How Sandra Day O’Connor paved the way for women everywhere

Like every other facet of American government, sexism has long plagued the Supreme Court, and it wasn’t until 1981 that the first female justice, Sandra Day O’Connor, was appointed. O’Connor retired from the court in 2006, but her appointment paved the way for Justices Ruth Bader Ginsburg, Elena Kagan, and Sonia Sotomayor. And according to NPR, O’Connor announced today, October 23rd, that she has been diagnosed with dementia and will retire from public life.

O’Connor’s announcement comes 12 years after she left her position on the Supreme Court to care for her husband, John, who had recently been diagnosed with Alzheimer’s Disease. The former associate justice wrote in a letter released by the Supreme Court public information office that she had been diagnosed “some time ago” and that the disease had progressed enough that she felt she was unable to participate in public life, including her work on the interactive civics learning site iCivics.

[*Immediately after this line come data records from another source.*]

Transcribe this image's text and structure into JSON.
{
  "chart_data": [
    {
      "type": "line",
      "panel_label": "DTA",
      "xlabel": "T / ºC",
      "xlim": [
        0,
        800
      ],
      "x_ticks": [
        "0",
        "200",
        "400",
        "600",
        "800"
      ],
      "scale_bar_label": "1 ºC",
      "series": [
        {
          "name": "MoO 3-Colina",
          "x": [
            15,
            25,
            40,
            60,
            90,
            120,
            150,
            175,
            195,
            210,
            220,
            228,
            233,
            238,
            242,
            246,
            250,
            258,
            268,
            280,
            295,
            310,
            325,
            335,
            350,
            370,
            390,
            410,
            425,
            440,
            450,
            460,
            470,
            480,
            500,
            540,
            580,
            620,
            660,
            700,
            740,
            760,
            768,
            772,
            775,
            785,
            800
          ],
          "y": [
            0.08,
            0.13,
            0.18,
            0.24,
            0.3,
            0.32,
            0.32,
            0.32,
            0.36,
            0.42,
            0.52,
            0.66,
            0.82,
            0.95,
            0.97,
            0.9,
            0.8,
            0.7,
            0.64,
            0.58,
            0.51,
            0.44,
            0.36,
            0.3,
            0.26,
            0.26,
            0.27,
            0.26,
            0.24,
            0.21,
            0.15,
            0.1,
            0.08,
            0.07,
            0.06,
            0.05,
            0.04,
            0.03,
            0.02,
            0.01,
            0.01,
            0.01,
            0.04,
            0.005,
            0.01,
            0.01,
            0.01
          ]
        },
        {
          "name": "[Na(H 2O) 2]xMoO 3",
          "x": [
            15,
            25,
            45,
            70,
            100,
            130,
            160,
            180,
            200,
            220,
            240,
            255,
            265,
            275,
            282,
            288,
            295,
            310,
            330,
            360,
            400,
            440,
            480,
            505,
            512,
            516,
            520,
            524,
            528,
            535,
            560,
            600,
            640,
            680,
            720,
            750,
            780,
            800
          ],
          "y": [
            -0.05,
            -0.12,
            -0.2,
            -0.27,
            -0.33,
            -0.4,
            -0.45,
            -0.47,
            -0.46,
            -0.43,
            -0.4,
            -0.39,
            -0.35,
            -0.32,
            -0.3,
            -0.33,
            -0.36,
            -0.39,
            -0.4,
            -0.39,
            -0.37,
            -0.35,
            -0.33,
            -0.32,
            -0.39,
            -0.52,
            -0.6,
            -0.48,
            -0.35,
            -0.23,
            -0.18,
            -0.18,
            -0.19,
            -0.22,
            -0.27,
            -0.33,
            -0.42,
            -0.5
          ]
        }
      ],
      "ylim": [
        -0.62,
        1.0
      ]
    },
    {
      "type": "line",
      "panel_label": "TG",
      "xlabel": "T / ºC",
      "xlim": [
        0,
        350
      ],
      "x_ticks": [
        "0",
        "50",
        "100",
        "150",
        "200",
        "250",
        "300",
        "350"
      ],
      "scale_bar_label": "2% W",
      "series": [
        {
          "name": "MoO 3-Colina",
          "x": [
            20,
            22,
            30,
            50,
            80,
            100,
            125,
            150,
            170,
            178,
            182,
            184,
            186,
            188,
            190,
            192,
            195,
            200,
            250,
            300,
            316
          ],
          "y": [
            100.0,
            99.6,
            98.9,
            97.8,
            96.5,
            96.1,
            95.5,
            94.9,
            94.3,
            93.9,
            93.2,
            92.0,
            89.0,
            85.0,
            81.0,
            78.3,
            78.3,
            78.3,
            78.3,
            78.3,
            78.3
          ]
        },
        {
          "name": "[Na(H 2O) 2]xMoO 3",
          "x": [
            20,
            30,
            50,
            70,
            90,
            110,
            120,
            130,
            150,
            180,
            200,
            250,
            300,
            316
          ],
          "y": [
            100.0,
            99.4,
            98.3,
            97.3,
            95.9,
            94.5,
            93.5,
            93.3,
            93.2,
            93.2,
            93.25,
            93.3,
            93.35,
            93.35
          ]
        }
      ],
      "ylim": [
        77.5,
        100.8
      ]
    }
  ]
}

In 1981, O’Connor made history when she became the first woman appointed to the Supreme Court. But according to her biography on the Sandra Day O’Connor Institute website, she had to overcome years of discrimination to join the highest court in the country. After graduating from Stanford with a law degree in 1952, O’Connor struggled to find work as an attorney because of the sexist attitudes of the time. When she did finally find a position that matched her skills, she volunteered to work for no pay.

She would go on to become an assistant attorney general for the state of Arizona, and later, she was elected to the Arizona State Senate. During her tenure as a state legislator, she became the first woman to serve as Republican majority leader in a State Senate. O’Connor was eventually appointed to the Arizona Court of Appeals and later helped found the National Association of Women Judges.

During her 25 years on the Supreme Court, O’Connor was instrumental in several historic decisions. As CNN notes, in 1982, she was one of the 5-4 majority ruling that a Mississippi university’s women’s-only nursing school was unconstitutional. In her opinion, she argued that only enrolling women “tends to perpetuate the stereotyped view of nursing as an exclusively women’s job.”

In 2000, she voted with the majority in a 5-4 decision that overturned a Nebraska ban on dilation and extraction abortions, which are considered late-term abortions. And the American Civil Liberties Union notes that she was the deciding vote in court decisions to uphold affirmative action in college admissions, require courtrooms to be accessible to the disabled, and allow the Environmental Protection Agency to step in and reduce air pollution when a state fails to do so.

O’Connor’s legacy will live on for generations to come. Our thoughts are with her and her loved ones during this time.